Po raz pierwszy w historii przenosisz tę uwielbianą przez fanów postać na medium kina. Jak zareagowałeś, gdy Zack Snyder zaproponował ci angaż oraz co skłoniło cię do przyjęcia roli?

Nagrałem się na kasecie, później wysłałem ją do studia. Gdy nadszedł czas na właściwy casting, skontaktował się ze mną Zack i opowiedział swoją wizję postaci Cyborga. Szczególnie ujął mnie tragiczny motyw genezy superbohatera oraz sposób, w jaki jest on przybity przez otaczającą go rzeczywistość. Zainteresował mnie zwłaszcza ostatni wątek – to pole popisu dla każdego aktora.
Później, gdy już dostałem tę rolę, Zack opowiedział mi o found footage’owym fragmencie BvS, przedstawiającym moment narodzin Cyborga z wykorzystaniem obcej technologii… Bardzo rozpaczliwy i koszmarny moment narodzin… Victor znów przeżywa cały ból, związany z wypadkiem, w wyniku którego zmarła jego matka, a on sam prawie pożegnał się z życiem. To fragment filmu w stylu Frankensteina – zgadza się nawet motyw błyskawic. Brakuje tylko kogoś, kto krzyknąłby: On żyje! Następnie widzimy, jak Silas [naukowiec Silas Stone, grany przez Joe’a Mortona] szybko wyłącza kamerę rejestrującą odrodzenie się Cyborga. Czyni to, gdyż nie może pozwolić na zachowanie się żadnych dowodów z czynu, do którego właśnie dopuścił. Ten 15-sekundowy fragment BvS posiada w sobie masę historii. To intrygujący sposób na przedstawienie Cyborga szerszej publiczności – widzowie natychmiast chcieli się dowiedzieć jeszcze więcej o tej postaci.

Opowiedz nam jeszcze o Cyborgu, którego znamy z Ligi Sprawiedliwości. Jak się tam dostał i jakie są jego umiejętności?

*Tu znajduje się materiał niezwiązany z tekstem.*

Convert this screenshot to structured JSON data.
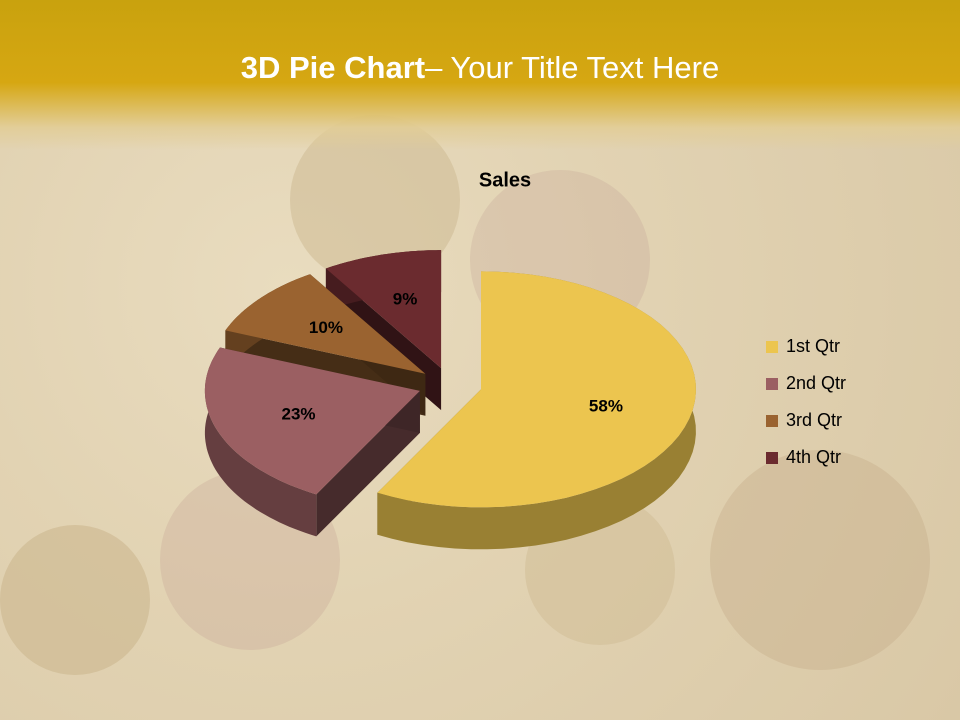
{
  "slide": {
    "title_bold": "3D Pie Chart",
    "title_rest": "– Your Title Text Here"
  },
  "chart_data": {
    "type": "pie",
    "title": "Sales",
    "categories": [
      "1st Qtr",
      "2nd Qtr",
      "3rd Qtr",
      "4th Qtr"
    ],
    "values": [
      58,
      23,
      10,
      9
    ],
    "value_labels": [
      "58%",
      "23%",
      "10%",
      "9%"
    ],
    "colors": [
      "#ecc54f",
      "#9b5f62",
      "#9a6330",
      "#6b2b2f"
    ],
    "legend": "right"
  }
}
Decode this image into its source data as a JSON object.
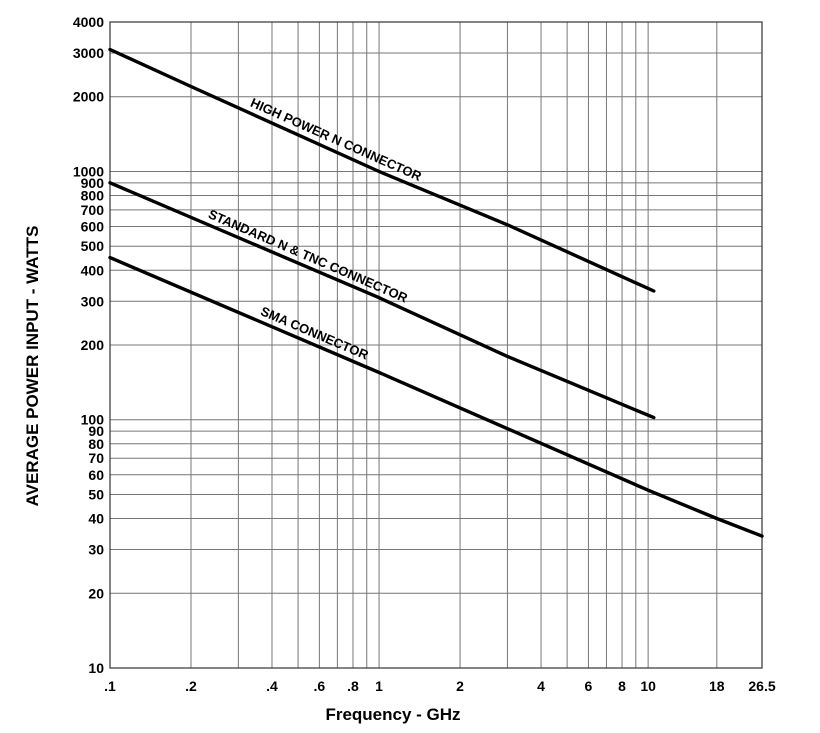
{
  "chart_data": {
    "type": "line",
    "title": "",
    "xlabel": "Frequency - GHz",
    "ylabel": "AVERAGE POWER INPUT - WATTS",
    "x_scale": "log",
    "y_scale": "log",
    "xlim": [
      0.1,
      26.5
    ],
    "ylim": [
      10,
      4000
    ],
    "grid": true,
    "x_ticks": [
      {
        "value": 0.1,
        "label": ".1"
      },
      {
        "value": 0.2,
        "label": ".2"
      },
      {
        "value": 0.4,
        "label": ".4"
      },
      {
        "value": 0.6,
        "label": ".6"
      },
      {
        "value": 0.8,
        "label": ".8"
      },
      {
        "value": 1,
        "label": "1"
      },
      {
        "value": 2,
        "label": "2"
      },
      {
        "value": 4,
        "label": "4"
      },
      {
        "value": 6,
        "label": "6"
      },
      {
        "value": 8,
        "label": "8"
      },
      {
        "value": 10,
        "label": "10"
      },
      {
        "value": 18,
        "label": "18"
      },
      {
        "value": 26.5,
        "label": "26.5"
      }
    ],
    "x_gridlines": [
      0.1,
      0.2,
      0.3,
      0.4,
      0.5,
      0.6,
      0.7,
      0.8,
      0.9,
      1,
      2,
      3,
      4,
      5,
      6,
      7,
      8,
      9,
      10,
      18,
      26.5
    ],
    "y_ticks": [
      {
        "value": 4000,
        "label": "4000"
      },
      {
        "value": 3000,
        "label": "3000"
      },
      {
        "value": 2000,
        "label": "2000"
      },
      {
        "value": 1000,
        "label": "1000"
      },
      {
        "value": 900,
        "label": "900"
      },
      {
        "value": 800,
        "label": "800"
      },
      {
        "value": 700,
        "label": "700"
      },
      {
        "value": 600,
        "label": "600"
      },
      {
        "value": 500,
        "label": "500"
      },
      {
        "value": 400,
        "label": "400"
      },
      {
        "value": 300,
        "label": "300"
      },
      {
        "value": 200,
        "label": "200"
      },
      {
        "value": 100,
        "label": "100"
      },
      {
        "value": 90,
        "label": "90"
      },
      {
        "value": 80,
        "label": "80"
      },
      {
        "value": 70,
        "label": "70"
      },
      {
        "value": 60,
        "label": "60"
      },
      {
        "value": 50,
        "label": "50"
      },
      {
        "value": 40,
        "label": "40"
      },
      {
        "value": 30,
        "label": "30"
      },
      {
        "value": 20,
        "label": "20"
      },
      {
        "value": 10,
        "label": "10"
      }
    ],
    "series": [
      {
        "name": "HIGH POWER N CONNECTOR",
        "x": [
          0.1,
          0.2,
          1,
          3,
          10.5
        ],
        "y": [
          3100,
          2200,
          1000,
          610,
          330
        ]
      },
      {
        "name": "STANDARD N & TNC CONNECTOR",
        "x": [
          0.1,
          1,
          3,
          10.5
        ],
        "y": [
          900,
          310,
          180,
          102
        ]
      },
      {
        "name": "SMA CONNECTOR",
        "x": [
          0.1,
          1,
          10,
          18,
          26.5
        ],
        "y": [
          450,
          155,
          52,
          40,
          34
        ]
      }
    ]
  },
  "colors": {
    "curve": "#000000",
    "grid": "#777777",
    "background": "#ffffff"
  }
}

Gdy po raz pierwszy spotykamy Victor Stone’a w filmie, niemal od roku przemieniony jest w Cyborga. Trwa w zupełnej izolacji od świata, gdyż próbuje poradzić sobie z utratą ciała, matki oraz dotychczasowego życia. Musi też zrozumieć kim – lub czym – stał się po tym, jak wyobcowany ojciec zamienił go w "potwora".
Ze względu na technologię wykorzystywaną do stworzenia Cyborga, jego moce nieustannie ewoluują. Kolejno należą do nich: możliwość nawiązywania połączeń z technologią, lot, super-wytrzymałość oraz zaawansowanym systemem broni… Lista jest długa. Bohater posiada w moce, z których nawet nie zdaje sobie sprawy. Nie musi jeść ani spać. Ilekroć napotka problem, którego początkowo nie był w stanie rozwiązać, jego technologia może natychmiast dostosowywać do sytuacji i pomóc mu w potrzebie.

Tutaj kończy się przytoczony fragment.